Many a time such mutants can claim a precious life! The following suggestion a are offered by an esteemed clinical author: - a) Objective evidence regarding the merits of newer drugs may be read from medical literature before starting them on the basis of what the Company manufacturing it says. b) Clinicians should resist the temptation of using new drugs unless the merits are clear.

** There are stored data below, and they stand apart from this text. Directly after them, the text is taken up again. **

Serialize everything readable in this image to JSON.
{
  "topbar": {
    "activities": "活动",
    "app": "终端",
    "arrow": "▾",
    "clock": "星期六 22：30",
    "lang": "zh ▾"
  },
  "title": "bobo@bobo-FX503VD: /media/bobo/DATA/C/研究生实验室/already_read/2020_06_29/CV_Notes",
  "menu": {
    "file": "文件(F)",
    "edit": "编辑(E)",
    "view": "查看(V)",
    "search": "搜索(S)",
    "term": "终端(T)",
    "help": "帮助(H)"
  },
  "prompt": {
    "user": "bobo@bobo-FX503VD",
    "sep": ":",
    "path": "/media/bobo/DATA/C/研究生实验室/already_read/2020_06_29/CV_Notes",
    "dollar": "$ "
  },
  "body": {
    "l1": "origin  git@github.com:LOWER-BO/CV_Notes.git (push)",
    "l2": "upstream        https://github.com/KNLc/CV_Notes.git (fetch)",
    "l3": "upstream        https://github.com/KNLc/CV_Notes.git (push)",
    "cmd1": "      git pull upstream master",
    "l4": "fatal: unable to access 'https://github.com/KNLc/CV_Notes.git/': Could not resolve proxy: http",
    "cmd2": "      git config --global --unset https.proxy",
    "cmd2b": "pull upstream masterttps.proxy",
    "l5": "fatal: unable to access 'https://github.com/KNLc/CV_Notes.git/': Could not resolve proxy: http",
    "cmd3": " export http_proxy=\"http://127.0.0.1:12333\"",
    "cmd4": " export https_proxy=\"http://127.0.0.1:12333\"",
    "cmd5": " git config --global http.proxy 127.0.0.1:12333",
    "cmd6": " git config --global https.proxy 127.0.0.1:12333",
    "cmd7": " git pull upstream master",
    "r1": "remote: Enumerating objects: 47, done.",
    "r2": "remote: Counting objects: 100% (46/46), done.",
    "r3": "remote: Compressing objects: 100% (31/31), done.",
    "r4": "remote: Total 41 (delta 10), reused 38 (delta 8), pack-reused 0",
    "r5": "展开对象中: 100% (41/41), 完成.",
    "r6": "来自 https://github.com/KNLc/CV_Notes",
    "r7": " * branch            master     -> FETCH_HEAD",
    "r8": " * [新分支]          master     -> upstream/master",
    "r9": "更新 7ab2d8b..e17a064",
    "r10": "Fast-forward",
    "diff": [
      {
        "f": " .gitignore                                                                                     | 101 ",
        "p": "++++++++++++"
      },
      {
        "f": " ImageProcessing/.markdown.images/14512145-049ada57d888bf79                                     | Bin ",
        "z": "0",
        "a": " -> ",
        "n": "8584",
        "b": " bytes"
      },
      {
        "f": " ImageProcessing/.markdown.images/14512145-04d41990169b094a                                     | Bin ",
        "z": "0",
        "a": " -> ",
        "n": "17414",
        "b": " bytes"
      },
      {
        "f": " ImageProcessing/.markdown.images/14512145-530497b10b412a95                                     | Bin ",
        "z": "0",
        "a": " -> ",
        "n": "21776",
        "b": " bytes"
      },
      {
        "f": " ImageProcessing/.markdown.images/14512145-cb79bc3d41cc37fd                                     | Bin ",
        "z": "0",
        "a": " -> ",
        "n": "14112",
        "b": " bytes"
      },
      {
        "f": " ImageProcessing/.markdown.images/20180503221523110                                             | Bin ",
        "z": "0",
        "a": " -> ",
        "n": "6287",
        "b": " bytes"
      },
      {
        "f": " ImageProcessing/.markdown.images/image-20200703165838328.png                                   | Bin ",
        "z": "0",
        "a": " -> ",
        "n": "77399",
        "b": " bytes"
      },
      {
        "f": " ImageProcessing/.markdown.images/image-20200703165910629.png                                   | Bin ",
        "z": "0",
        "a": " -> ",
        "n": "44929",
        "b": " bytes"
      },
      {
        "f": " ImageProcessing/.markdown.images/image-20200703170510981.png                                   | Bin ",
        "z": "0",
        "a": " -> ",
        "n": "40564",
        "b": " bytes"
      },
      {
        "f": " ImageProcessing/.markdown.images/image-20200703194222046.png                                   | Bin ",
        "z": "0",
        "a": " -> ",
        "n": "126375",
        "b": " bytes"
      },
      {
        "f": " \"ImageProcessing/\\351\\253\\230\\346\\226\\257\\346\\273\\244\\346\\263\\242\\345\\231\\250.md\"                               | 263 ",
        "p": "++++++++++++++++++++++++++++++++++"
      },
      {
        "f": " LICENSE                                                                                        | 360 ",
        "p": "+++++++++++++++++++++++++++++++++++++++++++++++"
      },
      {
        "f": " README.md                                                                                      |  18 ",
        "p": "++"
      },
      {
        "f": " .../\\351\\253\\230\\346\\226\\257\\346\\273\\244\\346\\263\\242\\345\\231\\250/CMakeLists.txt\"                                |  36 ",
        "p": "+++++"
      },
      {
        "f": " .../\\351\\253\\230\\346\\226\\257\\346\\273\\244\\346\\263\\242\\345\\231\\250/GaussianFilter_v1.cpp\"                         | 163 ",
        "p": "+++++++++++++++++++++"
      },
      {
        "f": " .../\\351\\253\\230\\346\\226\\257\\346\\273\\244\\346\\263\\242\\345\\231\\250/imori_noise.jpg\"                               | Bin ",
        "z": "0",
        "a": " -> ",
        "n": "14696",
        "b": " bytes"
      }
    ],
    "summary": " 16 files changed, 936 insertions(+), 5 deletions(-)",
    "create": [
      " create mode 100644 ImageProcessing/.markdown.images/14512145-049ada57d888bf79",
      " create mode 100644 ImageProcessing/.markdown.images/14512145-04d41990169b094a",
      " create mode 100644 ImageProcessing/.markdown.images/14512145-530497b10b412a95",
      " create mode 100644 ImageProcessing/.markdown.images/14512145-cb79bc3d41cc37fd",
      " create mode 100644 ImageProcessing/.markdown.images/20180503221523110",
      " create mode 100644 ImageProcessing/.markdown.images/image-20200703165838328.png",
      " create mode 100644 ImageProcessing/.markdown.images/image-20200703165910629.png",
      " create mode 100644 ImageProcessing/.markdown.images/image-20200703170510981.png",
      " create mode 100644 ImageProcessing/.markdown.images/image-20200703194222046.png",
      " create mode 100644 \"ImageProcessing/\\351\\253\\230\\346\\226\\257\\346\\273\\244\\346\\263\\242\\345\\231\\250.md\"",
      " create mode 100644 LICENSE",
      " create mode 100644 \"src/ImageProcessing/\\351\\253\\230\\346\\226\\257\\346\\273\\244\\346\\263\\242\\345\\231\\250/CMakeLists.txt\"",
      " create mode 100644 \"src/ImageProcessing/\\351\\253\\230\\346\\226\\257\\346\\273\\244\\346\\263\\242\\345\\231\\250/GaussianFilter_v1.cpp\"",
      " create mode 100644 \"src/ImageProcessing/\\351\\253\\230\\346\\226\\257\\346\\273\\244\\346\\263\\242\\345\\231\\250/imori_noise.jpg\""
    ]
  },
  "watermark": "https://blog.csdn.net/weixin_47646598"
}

A newer drug with broader spectrum and longer half life does not necessarily mean greater clinical efficacy c) Clinicians should be familiar with local bacterial susceptibility patterns and should refrain from changing to a new drug if the organism is obviously sensitive to the older drug d) For empirical use a narrow spectrum is advisable e) Cultures should always be sent before starting antibacterial therapy: results if positive may be vital for management of the case! f) If antibiotic sensitivity is available, it is wiser to switch to a more specific agent rather than carry on with a broad spectrum agent: this will avoid undue selection pressure on the organism to mutate. If these guidelines are followed, the care of the patients will not be undermined, many unnecessary complications averted and the useful life of valuable drugs will be extended.